MOUSTAPHA BARRY, ) ) Appellant-Defendant, ) ) vs. ) No. 49A02-1105-CR-565 ) STATE OF INDIANA, ) ) Appellee-Plaintiff. )

APPEAL FROM THE MARION SUPERIOR COURT The Honorable Steven Eichholtz, Judge The Honorable Peggy Ryan-Hart, Commissioner Cause No. 49G20-0911-FB-94666

January 26, 2012

MEMORANDUM DECISION - NOT FOR PUBLICATION

FRIEDLANDER, Judge Moustapha Barry appeals from his conviction and sentence for Dealing in Cocaine1 as

a class B felony. Barry presents the following restated issues for our review:

1. Was the evidence sufficient to support Barry’s conviction for dealing in cocaine?

2. Was there a variance between the proof and pleading on that charge, and if so, did that error constitute fundamental error?

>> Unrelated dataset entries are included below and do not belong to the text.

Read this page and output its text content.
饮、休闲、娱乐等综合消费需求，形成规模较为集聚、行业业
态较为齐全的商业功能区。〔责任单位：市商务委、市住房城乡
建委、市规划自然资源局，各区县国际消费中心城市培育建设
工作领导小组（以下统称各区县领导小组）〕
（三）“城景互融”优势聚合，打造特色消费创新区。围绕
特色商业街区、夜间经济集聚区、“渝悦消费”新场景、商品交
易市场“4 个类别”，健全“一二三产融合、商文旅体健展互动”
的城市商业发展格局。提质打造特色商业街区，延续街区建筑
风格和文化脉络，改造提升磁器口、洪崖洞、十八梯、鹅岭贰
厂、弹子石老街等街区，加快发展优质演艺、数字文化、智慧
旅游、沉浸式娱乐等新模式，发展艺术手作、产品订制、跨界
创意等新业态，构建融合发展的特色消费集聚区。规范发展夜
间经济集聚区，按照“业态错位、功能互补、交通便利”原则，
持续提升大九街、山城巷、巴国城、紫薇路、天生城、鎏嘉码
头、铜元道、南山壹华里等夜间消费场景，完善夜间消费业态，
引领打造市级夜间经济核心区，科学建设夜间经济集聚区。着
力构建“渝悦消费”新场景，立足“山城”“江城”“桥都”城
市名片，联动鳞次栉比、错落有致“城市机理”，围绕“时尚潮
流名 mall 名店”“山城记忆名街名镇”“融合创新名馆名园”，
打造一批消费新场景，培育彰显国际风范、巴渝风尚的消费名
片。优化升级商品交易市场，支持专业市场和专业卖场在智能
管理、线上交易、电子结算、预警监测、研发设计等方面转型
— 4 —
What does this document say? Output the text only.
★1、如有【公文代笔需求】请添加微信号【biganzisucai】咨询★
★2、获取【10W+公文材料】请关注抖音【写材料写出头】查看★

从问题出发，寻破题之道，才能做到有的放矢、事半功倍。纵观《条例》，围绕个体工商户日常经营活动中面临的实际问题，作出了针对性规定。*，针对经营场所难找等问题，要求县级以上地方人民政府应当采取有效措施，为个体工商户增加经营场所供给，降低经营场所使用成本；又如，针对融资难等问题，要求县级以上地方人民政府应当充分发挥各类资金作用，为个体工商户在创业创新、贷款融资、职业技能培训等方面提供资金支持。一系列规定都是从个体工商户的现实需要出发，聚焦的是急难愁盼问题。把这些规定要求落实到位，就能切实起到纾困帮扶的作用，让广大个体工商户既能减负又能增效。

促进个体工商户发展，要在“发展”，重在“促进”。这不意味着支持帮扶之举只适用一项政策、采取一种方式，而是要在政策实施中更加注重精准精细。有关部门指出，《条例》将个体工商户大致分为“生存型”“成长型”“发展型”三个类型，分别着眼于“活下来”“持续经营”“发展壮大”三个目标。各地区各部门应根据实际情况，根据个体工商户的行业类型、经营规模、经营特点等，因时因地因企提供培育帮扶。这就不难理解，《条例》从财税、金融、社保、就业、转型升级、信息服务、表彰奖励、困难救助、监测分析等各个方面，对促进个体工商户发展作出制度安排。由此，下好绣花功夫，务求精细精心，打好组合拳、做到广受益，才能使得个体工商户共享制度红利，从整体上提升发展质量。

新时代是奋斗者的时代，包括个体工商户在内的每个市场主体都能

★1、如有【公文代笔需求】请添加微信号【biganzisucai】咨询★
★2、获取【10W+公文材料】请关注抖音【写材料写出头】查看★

3. Was Barry’s sentence inappropriate in light of the nature of the offense and character of the offender?

We affirm.

On October 6, 2009, a confidential informant purchased cocaine from Barry and

Michael Hampton. The informant gave the cocaine to Indianapolis Police Detective Bradley

Thomas. Laboratory testing confirmed that the substance was cocaine. On November 12,

2009, the confidential informant purchased cocaine from Hampton while Barry was present.

Police officers obtained a search warrant for the house where the transactions took

place and served the warrant on the evening of November 12, 2009. Police recovered

cocaine, marijuana, and a gun from inside the home. Barry, Hampton, and Brandon Felix

were also inside the house. Barry and Hampton were in possession of identification cards

confirming their identities. Detective Jason Hart advised Barry of his rights and Barry

indicated that he understood. Barry then stated that he was at the house all the time. He

admitted that narcotics were being sold at the house, but that the narcotics belonged to

Hampton.

1 Ind. Code Ann. § 35-48-4-1 (West, Westlaw current through end of 2011 1st Reg. Sess.).

2 The State charged Barry with one count of conspiracy to commit dealing in cocaine,

two counts of dealing in cocaine, three counts of possession of cocaine, one count of

possession of cocaine and a firearm, and one count of possession of marijuana. Prior to trial,

the State dismissed one count of dealing in cocaine and one count of possession of cocaine.

After a jury trial, Barry was found guilty of one count of conspiracy to commit dealing in

cocaine (Count I), one count of dealing in cocaine (Count II), and one count of possession of

cocaine (Count III). At Barry’s sentencing hearing, the trial court merged the convictions for

Count I and Count III with Count II, Barry’s conviction for dealing in cocaine. The trial

court then sentenced Barry to thirteen years executed on Count II. Barry now appeals.

1.

Barry challenges the sufficiency of the evidence supporting his conviction. When

reviewing the sufficiency of the evidence needed to support a criminal conviction, we neither

reweigh evidence nor judge witness credibility. Henley v. State, 881 N.E.2d 639 (Ind. 2008).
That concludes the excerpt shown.